The phagocytic clearance of pathogens is a major role for macrophages as part of the innate immune response (2), and it requires new membrane synthesis that is likely derived from expansion of the endoplasmic reticulum (3). Based on its role in de novo lipogenesis, we hypothesized that SREBP-1a might be required for phagocytosis to provide the fatty acyl chains for phospholipid biosynthesis required to drive membrane expansion. To test this hypothesis, we measured phagocytic activity in BMDM from WT and SREBP-1aDF/B6 mice using IgG-opsonized sheep red blood cells as the target.
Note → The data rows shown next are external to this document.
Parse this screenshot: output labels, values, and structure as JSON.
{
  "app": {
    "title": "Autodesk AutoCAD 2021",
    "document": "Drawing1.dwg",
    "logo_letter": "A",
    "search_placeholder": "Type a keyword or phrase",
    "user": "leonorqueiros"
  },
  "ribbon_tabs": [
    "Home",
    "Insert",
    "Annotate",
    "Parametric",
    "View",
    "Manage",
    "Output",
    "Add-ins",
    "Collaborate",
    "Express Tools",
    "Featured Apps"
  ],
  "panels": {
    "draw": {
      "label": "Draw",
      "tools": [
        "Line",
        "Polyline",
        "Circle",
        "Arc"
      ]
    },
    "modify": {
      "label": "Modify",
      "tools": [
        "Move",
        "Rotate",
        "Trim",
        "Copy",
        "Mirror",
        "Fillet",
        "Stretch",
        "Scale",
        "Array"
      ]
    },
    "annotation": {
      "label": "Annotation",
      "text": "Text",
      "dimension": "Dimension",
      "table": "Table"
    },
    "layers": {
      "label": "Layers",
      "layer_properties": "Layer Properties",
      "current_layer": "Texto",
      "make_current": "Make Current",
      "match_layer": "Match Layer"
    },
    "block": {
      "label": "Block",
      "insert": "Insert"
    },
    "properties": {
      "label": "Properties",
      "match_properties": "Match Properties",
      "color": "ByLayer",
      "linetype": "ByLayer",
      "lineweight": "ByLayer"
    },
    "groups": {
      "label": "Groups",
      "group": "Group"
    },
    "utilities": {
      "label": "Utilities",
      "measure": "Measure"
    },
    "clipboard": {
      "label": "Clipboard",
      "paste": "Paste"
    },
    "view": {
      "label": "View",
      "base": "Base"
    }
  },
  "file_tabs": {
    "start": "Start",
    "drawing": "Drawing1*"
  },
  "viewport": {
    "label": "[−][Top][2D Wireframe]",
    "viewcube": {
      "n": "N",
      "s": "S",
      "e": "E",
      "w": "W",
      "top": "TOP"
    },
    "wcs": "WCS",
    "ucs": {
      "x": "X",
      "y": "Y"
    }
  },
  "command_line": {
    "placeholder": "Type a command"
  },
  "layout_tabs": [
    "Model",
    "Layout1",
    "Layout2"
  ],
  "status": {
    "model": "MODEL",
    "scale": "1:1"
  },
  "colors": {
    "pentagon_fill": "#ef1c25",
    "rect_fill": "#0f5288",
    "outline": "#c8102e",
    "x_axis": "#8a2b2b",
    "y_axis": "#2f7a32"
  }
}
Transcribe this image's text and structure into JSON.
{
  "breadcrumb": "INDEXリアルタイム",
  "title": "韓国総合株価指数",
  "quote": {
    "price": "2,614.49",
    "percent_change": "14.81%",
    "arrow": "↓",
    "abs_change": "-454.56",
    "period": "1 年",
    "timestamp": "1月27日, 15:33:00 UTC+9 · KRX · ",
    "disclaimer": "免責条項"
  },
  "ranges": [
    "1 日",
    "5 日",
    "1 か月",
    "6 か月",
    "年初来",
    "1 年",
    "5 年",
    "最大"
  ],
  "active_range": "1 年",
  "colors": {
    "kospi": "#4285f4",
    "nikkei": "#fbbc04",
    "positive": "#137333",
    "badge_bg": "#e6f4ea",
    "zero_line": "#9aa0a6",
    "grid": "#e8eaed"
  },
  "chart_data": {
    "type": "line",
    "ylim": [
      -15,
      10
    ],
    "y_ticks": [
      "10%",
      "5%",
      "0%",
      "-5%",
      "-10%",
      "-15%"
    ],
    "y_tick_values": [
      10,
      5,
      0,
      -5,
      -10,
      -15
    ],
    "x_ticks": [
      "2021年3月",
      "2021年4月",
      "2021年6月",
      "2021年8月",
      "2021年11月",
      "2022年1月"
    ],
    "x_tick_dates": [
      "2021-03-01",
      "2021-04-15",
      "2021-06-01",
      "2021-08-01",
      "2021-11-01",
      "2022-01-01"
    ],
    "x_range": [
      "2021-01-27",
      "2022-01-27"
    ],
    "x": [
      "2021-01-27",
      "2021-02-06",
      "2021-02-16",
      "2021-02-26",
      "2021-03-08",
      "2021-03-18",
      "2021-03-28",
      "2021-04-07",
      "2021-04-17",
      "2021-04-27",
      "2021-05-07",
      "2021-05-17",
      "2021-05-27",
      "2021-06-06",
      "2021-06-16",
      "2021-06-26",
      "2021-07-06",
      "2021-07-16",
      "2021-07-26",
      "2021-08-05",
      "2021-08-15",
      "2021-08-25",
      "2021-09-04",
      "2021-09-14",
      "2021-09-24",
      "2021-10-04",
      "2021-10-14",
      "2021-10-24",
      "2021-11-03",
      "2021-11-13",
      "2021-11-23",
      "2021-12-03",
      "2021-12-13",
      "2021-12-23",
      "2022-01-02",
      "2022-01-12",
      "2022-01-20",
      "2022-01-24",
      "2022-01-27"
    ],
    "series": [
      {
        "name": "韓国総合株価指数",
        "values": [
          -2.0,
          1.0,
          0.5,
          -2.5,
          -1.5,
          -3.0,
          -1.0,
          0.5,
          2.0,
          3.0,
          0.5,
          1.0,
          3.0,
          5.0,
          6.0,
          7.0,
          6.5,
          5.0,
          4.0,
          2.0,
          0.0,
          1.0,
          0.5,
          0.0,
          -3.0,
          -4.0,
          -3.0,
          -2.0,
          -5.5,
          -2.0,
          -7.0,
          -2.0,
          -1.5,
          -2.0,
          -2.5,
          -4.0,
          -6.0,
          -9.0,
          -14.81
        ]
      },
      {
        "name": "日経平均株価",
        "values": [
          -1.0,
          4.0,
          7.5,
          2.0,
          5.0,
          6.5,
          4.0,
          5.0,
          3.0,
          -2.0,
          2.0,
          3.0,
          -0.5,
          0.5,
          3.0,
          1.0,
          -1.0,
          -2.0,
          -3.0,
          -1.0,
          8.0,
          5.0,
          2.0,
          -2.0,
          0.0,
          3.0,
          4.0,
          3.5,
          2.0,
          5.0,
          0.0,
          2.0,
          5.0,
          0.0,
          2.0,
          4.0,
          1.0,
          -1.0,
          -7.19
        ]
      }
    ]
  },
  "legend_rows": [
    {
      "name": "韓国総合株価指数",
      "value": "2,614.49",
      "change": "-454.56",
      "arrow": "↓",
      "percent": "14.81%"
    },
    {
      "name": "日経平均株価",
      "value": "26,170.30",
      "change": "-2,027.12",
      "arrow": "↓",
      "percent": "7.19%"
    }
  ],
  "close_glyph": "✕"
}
The results showed that BMDMs from SREBP-1aDF/B6 displayed significantly reduced phagocytic activity as measured by both the percentage of macrophages ingesting targets (% phagocytosis) and the number of ingested opsonized targets per phagocytic cell (phagocytic index) compared with WT controls (SI Appendix, Fig. S1), suggesting that SREBP-1a is required for efficient levels of basal phagocytosis. Phagocytosis of a fluorescently labeled invasion defective strain of Salmonella typhimurium was also reduced in SREBP-1aDF/B6 macrophages (SI Appendix, Fig. S2).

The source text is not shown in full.